Roland a aimé la compagnie des enfants. Chaque fois que l’occasion nous était donné de passer à sa Mission, nous y trouvions des enfants occupés à rendre de menus services. Au repas de midi, ils avaient leur table dressée dans la salle à manger à quelques pas de la table réservée aux invités de passage. « Laissez venir à moi les petits enfants » nous dit l’évangile choisi pour cette célébration, c’est ce qu’a fait Roland à Bangou à longueur de journée.
Roland a aimé sa vie de capucin missionnaire, il aimait d’autant plus retrouver la compagnie de ses frères capucins qu’il se trouvait souvent loin d’eux. Il ne manquait aucune des réunions faites à Berbérati et tenait à être au courant de la vie de notre Ordre. Il a vécu à sa façon son vœu de pauvreté. Bien que disposant de tout ce dont il avait besoin pour être efficace dans son travail et ne manquant surtout pas d’argent, Roland a vécu pauvrement. Il avait en horreur le gaspillage.

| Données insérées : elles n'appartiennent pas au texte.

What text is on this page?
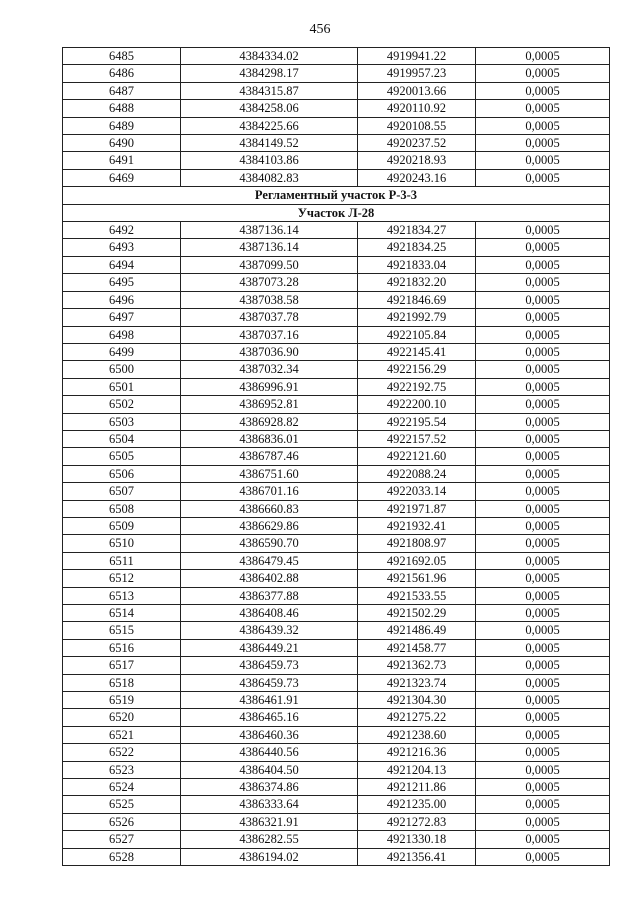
456
6485	4384334.02	4919941.22	0,0005
6486	4384298.17	4919957.23	0,0005
6487	4384315.87	4920013.66	0,0005
6488	4384258.06	4920110.92	0,0005
6489	4384225.66	4920108.55	0,0005
6490	4384149.52	4920237.52	0,0005
6491	4384103.86	4920218.93	0,0005
6469	4384082.83	4920243.16	0,0005
Регламентный участок Р-3-3			
Участок Л-28			
6492	4387136.14	4921834.27	0,0005
6493	4387136.14	4921834.25	0,0005
6494	4387099.50	4921833.04	0,0005
6495	4387073.28	4921832.20	0,0005
6496	4387038.58	4921846.69	0,0005
6497	4387037.78	4921992.79	0,0005
6498	4387037.16	4922105.84	0,0005
6499	4387036.90	4922145.41	0,0005
6500	4387032.34	4922156.29	0,0005
6501	4386996.91	4922192.75	0,0005
6502	4386952.81	4922200.10	0,0005
6503	4386928.82	4922195.54	0,0005
6504	4386836.01	4922157.52	0,0005
6505	4386787.46	4922121.60	0,0005
6506	4386751.60	4922088.24	0,0005
6507	4386701.16	4922033.14	0,0005
6508	4386660.83	4921971.87	0,0005
6509	4386629.86	4921932.41	0,0005
6510	4386590.70	4921808.97	0,0005
6511	4386479.45	4921692.05	0,0005
6512	4386402.88	4921561.96	0,0005
6513	4386377.88	4921533.55	0,0005
6514	4386408.46	4921502.29	0,0005
6515	4386439.32	4921486.49	0,0005
6516	4386449.21	4921458.77	0,0005
6517	4386459.73	4921362.73	0,0005
6518	4386459.73	4921323.74	0,0005
6519	4386461.91	4921304.30	0,0005
6520	4386465.16	4921275.22	0,0005
6521	4386460.36	4921238.60	0,0005
6522	4386440.56	4921216.36	0,0005
6523	4386404.50	4921204.13	0,0005
6524	4386374.86	4921211.86	0,0005
6525	4386333.64	4921235.00	0,0005
6526	4386321.91	4921272.83	0,0005
6527	4386282.55	4921330.18	0,0005
6528	4386194.02	4921356.41	0,0005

Un centime gagné sur une boite de sardine était pour lui bon à prendre. Il menait une comptabilité très serrée, marquant toutes les sorties et entrées d’argent. Il voulait chaque année que son supérieur prenne connaissance de ses comptes et souligne par une signature qu’il en avait pris connaissance. Même revenu en France, il continuera à faire ainsi.
Roland a vécu une autre forme de pauvreté qui convient très bien à un fils de St François : l’humilité, il n’aimait pas qu’on parle de lui ; non seulement il ne se mettait jamais en avant, mais avait plutôt tendance à fuir toute manifestation, même religieuse qui aurait pu le mettre en valeur. Même dans les pires souffrances qu’il a traversées, il est resté discret, préférant se taire plutôt que de se plaindre. Nous le savions homme de Dieu, célébrant chaque jour l’eucharistie et disant son bréviaire, mais il le faisait le plus discrètement possible.
Merci frère Roland de nous laisser ce témoignage. Prie maintenant le Seigneur pour que nous soyons comme toi tenaces à vivre notre vocation de fils et de fille de Dieu.